Scarborough and Brzezinski, a couple on-screen and off it, are also close to the Republican world although Mika is a Democrat. Before being a TV host, Joe was a lawyer, elected four times to the U.S. Congress by the Republican Party, to which he still belongs. Mika is the daughter of the late strategist Zbigniew Brzezinski, a professor at Columbia University and czar of U.S. diplomacy during the Jimmy Carter administration.
In the Spanish theater of the Renaissance, the word “decorum” described the congruence between the post held by a character and the language or costume used onstage. The list of Republican leaders concerned by the lack of decorum shown by President Trump is impressive: Paul Ryan, Speaker of the House; senators Lindsey Graham, Ben Sasse and John McCain; representative Ileana Ros-Lehtinen, and I’ll stop writing names so as not to turn this article into a boring telephone book.
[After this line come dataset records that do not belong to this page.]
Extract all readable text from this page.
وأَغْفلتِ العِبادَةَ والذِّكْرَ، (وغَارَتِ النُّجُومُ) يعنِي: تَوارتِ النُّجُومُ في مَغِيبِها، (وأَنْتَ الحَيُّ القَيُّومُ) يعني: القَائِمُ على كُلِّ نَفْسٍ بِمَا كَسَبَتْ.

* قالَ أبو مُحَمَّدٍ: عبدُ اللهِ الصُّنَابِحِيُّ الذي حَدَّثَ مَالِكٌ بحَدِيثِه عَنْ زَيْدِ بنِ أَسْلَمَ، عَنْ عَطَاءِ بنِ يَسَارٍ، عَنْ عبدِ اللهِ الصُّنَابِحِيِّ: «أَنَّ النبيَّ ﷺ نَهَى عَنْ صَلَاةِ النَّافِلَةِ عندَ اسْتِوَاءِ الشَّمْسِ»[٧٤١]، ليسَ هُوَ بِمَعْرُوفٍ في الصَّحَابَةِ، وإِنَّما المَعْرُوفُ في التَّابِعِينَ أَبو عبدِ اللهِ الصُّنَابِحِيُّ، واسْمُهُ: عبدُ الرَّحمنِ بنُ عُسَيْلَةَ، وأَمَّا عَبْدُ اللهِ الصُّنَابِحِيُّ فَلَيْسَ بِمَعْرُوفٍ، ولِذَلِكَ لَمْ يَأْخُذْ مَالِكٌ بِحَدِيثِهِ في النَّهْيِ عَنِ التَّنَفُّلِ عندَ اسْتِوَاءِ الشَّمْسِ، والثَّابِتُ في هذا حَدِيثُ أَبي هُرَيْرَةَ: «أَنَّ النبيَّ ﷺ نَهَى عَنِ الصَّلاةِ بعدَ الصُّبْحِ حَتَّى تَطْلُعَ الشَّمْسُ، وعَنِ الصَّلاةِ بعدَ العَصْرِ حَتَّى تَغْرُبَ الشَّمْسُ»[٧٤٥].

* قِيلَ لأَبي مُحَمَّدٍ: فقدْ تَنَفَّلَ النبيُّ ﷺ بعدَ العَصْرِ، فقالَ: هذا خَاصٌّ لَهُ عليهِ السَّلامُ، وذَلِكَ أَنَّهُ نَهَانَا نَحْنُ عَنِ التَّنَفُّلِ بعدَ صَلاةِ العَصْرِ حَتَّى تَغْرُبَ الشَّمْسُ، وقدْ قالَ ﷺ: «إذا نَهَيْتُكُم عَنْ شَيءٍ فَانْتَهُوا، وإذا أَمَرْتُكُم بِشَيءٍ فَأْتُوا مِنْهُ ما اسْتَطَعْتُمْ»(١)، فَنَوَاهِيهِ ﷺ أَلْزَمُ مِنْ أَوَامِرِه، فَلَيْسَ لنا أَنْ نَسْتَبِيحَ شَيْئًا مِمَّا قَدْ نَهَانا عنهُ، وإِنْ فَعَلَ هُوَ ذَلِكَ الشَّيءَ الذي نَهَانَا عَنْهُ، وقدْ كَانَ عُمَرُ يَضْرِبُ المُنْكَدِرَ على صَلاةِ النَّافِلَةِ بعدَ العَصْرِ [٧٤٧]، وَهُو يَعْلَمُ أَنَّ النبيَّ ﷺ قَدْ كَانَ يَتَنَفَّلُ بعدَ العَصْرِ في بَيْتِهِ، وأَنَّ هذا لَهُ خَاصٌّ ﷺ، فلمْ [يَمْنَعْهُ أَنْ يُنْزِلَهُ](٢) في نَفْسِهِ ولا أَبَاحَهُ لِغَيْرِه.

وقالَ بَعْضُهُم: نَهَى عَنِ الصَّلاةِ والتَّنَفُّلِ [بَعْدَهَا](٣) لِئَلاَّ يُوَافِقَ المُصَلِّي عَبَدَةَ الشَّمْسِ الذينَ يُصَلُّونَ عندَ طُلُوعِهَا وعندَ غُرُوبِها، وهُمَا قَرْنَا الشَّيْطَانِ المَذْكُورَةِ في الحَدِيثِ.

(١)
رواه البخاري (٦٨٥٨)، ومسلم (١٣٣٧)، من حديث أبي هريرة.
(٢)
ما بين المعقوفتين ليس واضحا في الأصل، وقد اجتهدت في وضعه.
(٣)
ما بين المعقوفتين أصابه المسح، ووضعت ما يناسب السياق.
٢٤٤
The argument made by Ana Navarro and numerous other Republican figures is that Trump’s behavior is not proper for a White House tenant. Just as, during the campaign, it was not proper to tack nicknames onto the names of adversaries or mock a critical journalist who suffered a neurological syndrome that produced spastic movements. That’s just not done. It’s something typical of yokels, not of true statesmen, even if it’s useful to gain the votes of a certain type of voter who lacks empathy.
In the 1950s there was a legend that the U.S. political parties might face off harshly, but when it came to National Security they acted in concert. Not true. It never was true. American parties are like other parties in the rest of the world and carry their conflicts everywhere.
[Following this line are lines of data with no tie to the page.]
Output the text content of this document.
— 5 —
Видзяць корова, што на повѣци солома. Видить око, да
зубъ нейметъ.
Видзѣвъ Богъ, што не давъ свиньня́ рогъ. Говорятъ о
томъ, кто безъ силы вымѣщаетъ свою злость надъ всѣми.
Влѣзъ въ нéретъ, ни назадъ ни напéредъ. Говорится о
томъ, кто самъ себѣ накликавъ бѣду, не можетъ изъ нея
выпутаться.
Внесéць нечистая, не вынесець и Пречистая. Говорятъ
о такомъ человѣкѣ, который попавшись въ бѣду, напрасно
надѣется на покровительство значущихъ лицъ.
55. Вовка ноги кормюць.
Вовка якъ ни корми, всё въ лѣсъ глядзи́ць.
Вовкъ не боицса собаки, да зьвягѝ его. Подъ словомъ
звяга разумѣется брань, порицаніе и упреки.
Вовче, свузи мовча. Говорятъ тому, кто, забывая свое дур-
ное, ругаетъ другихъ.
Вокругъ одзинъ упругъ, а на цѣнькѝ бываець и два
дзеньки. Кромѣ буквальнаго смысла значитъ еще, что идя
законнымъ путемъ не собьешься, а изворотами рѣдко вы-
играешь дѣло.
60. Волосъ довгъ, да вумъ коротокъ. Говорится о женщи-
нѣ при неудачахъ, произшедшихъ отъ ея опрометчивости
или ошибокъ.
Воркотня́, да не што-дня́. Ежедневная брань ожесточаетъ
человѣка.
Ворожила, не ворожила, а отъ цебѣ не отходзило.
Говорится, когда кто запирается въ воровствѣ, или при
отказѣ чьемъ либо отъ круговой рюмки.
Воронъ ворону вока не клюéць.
Nevertheless, there is a fundamental difference in favor of the American experience. The legislators on the ruling benches in the U.S., both in the House and the Senate, are not obligated to obey the president when the time comes to vote. The idea of representative democracy in this country is that the politicians represent those who elected them, not the parties of which they’re members. For that reason, Trump — although he holds an absolute majority in both chambers — does not have the votes he needs to replace the health plan known as Obamacare.
I suspect that the conflict between Trump and the party that sponsored him will grow. That’s what a Republican congressman tried to say when he told me confidentially: “I can’t wait for the year 2020, when this nightmare will come to an end.” He was hoping that Trump will be a one-term president.